The key simplification in this scheme is relaxing the strict “check for end of buffer on every byte consumed” check. Instead, we establish an upper bound N on the number of input bytes that can be consumed in a single iteration through our decoder main loop, and make sure that our current input buffer always has at least N bytes left — by switching to a different temporary input buffer if necessary.

This allows us to reduce the number of end-of-buffer checks we need to execute substantially. More importantly, it greatly increases the applicability of branch-less refill techniques in bit IO and arithmetic coding, without having to keep a separate “safe” decoder around.

The net effect is one of concentrating a little complexity from several places in hot code paths (end-of-buffer checks on every byte consumed) into somewhat increased complexity in a single cold code path (buffer switching). This is often desirable.

The biggest single caveat with this technique is that as a result of the decoder requiring N bytes in the input buffer at all times, the decoder effectively “lags behind” by that many bytes – or, depending on your point of view, it “looks ahead” by N bytes, reading from the input stream sooner than strictly necessary.

This can be a problem when, for example, several compressed streams are concatenated into a single file: the decoder may only get to decoding the “end of stream” symbol for stream A after N bytes from stream B have already been submitted to the decoder. The decoder would then need to “un-read” (in the sense of ungetc) the last few bytes or seek backwards. No matter how you dice it, this is annoying and awkward.

As a result, this technique is not all that useful when this is a required feature (e.g. as part of a DEFLATE decoder obeying the zlib interface).
However, there are ways to sidestep this problem: if the bitstream specifies the compressed size for either the entire stream or individual blocks, or if the framing format ends in N or more trailing “footer” bytes (a checksum or something similar), we can use this approach just fine.
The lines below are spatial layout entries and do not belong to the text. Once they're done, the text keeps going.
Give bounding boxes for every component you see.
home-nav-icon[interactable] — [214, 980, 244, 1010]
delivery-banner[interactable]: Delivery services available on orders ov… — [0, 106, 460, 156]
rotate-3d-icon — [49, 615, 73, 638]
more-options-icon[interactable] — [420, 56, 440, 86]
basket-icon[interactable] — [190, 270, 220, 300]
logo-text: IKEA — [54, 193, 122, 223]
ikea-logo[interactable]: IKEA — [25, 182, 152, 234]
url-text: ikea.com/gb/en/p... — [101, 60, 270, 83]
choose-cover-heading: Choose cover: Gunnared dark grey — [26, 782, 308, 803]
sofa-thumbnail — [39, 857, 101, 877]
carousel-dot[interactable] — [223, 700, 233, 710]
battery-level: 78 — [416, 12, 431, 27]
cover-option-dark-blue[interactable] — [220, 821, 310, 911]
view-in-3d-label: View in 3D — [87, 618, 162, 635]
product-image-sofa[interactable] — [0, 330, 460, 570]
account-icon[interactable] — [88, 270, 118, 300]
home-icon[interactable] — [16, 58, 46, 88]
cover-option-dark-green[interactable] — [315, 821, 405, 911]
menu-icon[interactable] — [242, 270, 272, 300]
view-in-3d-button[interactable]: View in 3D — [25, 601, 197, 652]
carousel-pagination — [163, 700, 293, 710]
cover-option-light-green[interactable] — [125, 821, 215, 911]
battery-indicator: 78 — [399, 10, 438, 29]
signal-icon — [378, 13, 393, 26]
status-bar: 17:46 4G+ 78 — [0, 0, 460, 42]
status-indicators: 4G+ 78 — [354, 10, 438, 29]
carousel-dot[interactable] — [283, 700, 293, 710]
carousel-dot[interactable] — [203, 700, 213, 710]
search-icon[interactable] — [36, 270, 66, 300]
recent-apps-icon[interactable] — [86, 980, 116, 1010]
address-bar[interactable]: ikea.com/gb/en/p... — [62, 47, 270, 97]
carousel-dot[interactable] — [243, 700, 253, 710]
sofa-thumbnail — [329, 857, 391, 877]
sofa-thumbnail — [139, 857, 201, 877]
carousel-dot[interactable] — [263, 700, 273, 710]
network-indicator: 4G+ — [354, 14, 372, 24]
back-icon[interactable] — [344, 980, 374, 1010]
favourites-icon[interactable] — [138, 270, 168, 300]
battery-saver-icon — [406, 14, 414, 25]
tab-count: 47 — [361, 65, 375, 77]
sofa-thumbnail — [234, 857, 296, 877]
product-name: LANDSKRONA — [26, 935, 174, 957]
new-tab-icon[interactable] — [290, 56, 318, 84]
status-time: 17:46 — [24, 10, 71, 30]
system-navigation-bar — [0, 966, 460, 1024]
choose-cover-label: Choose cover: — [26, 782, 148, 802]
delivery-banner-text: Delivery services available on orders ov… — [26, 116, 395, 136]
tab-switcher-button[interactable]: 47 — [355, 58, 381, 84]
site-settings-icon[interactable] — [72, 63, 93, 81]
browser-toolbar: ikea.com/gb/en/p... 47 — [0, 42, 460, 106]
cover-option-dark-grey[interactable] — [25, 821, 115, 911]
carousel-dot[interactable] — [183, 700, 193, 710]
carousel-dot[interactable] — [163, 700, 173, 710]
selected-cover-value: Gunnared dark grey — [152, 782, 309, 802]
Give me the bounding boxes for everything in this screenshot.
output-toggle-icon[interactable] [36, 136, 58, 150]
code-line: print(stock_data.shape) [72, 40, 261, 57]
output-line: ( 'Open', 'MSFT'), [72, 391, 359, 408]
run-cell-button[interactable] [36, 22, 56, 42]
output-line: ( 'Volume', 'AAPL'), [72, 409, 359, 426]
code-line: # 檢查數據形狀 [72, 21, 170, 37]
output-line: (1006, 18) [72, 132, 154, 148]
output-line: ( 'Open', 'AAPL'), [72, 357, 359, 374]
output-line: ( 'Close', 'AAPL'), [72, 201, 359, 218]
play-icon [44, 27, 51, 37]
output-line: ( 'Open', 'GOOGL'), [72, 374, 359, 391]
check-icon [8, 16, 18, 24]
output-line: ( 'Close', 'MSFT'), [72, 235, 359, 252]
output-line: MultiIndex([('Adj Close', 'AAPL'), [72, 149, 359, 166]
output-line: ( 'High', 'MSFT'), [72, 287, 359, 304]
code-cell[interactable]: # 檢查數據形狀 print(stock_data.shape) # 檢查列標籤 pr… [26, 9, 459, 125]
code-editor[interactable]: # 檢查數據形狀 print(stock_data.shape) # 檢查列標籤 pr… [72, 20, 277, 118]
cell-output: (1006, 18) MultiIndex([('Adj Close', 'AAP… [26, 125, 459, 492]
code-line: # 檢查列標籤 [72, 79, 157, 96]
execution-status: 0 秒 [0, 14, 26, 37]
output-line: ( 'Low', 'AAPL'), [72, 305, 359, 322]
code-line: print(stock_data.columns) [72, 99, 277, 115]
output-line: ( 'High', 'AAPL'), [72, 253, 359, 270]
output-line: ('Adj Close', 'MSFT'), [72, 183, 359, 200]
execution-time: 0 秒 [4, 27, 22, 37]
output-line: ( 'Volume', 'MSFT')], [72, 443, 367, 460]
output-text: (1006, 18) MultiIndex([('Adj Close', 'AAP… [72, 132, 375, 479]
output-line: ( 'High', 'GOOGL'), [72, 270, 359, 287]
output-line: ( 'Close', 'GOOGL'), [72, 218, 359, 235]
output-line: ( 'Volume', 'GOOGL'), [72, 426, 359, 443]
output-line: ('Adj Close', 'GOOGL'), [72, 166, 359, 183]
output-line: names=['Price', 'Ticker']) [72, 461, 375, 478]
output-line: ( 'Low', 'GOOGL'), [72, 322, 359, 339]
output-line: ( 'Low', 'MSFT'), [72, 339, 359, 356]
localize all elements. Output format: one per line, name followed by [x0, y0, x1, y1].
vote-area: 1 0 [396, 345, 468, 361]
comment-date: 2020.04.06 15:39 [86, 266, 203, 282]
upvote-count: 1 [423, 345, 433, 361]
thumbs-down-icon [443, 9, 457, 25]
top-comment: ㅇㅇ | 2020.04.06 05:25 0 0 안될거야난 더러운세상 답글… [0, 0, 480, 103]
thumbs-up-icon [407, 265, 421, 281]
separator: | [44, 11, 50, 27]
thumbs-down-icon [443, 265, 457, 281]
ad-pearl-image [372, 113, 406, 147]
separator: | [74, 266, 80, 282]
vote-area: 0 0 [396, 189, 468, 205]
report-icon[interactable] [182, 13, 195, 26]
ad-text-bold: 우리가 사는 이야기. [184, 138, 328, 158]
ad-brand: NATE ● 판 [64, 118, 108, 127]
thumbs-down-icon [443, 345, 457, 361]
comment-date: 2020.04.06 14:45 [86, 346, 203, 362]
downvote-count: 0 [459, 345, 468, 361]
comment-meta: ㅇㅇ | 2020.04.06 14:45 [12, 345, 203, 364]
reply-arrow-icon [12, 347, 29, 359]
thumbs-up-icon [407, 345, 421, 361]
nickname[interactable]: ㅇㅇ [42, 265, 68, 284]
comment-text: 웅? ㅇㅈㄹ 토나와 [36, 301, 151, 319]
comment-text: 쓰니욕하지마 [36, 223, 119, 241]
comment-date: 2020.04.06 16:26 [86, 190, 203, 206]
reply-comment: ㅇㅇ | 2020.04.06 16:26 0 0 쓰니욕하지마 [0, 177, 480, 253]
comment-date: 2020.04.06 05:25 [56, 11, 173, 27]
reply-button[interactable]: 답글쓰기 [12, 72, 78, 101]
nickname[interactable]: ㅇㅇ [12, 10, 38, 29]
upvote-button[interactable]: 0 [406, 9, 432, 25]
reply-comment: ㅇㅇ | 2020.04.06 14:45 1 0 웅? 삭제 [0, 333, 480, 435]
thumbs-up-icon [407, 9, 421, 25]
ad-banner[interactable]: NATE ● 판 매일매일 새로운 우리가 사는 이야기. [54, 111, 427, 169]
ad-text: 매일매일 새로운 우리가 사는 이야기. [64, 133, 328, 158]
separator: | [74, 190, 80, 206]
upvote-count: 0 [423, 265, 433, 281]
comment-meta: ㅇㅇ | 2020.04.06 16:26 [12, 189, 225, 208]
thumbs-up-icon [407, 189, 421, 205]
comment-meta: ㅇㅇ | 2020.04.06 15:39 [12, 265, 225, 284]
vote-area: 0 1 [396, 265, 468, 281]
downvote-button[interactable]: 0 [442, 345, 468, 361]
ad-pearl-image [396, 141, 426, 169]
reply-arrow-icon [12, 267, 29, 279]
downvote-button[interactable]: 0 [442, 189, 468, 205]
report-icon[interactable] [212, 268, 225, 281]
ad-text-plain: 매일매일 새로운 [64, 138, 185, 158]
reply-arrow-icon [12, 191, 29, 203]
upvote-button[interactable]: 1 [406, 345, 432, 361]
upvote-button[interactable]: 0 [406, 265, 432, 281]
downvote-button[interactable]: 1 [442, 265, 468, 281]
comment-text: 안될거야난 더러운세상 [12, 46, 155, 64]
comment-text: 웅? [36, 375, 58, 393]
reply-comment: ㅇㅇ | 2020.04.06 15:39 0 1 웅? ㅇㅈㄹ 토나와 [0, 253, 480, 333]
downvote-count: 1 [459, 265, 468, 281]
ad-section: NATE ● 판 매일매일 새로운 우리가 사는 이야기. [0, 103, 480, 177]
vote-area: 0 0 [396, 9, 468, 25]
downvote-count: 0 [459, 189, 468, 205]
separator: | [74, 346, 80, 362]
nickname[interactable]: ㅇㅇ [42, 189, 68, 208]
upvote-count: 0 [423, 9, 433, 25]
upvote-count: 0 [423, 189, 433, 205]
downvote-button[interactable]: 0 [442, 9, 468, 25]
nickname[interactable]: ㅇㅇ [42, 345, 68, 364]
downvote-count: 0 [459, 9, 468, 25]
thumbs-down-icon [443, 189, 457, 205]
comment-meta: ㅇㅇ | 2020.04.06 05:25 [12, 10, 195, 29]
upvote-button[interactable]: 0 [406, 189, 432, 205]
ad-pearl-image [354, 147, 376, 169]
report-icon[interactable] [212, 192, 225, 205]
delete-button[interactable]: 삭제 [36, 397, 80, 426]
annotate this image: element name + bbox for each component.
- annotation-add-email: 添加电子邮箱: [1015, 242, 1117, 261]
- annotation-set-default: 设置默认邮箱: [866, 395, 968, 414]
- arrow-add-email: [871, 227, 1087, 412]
UPDATE: As commenter derf_ notes on Hacker News, there’s a nice trick to produce implicit trailing zero bits in a bit reader like the one described above by just setting bitcount to a high value once the last byte’s been read into bitbuf. However, this only works with a decoder exactly like the one shown above. The nice part about switching to an explicit zero-padding buffer is that it works not just with all bit IO implementations I’m aware of, but also with byte-normalized (or larger) arithmetic coders like typical range coders or rANS.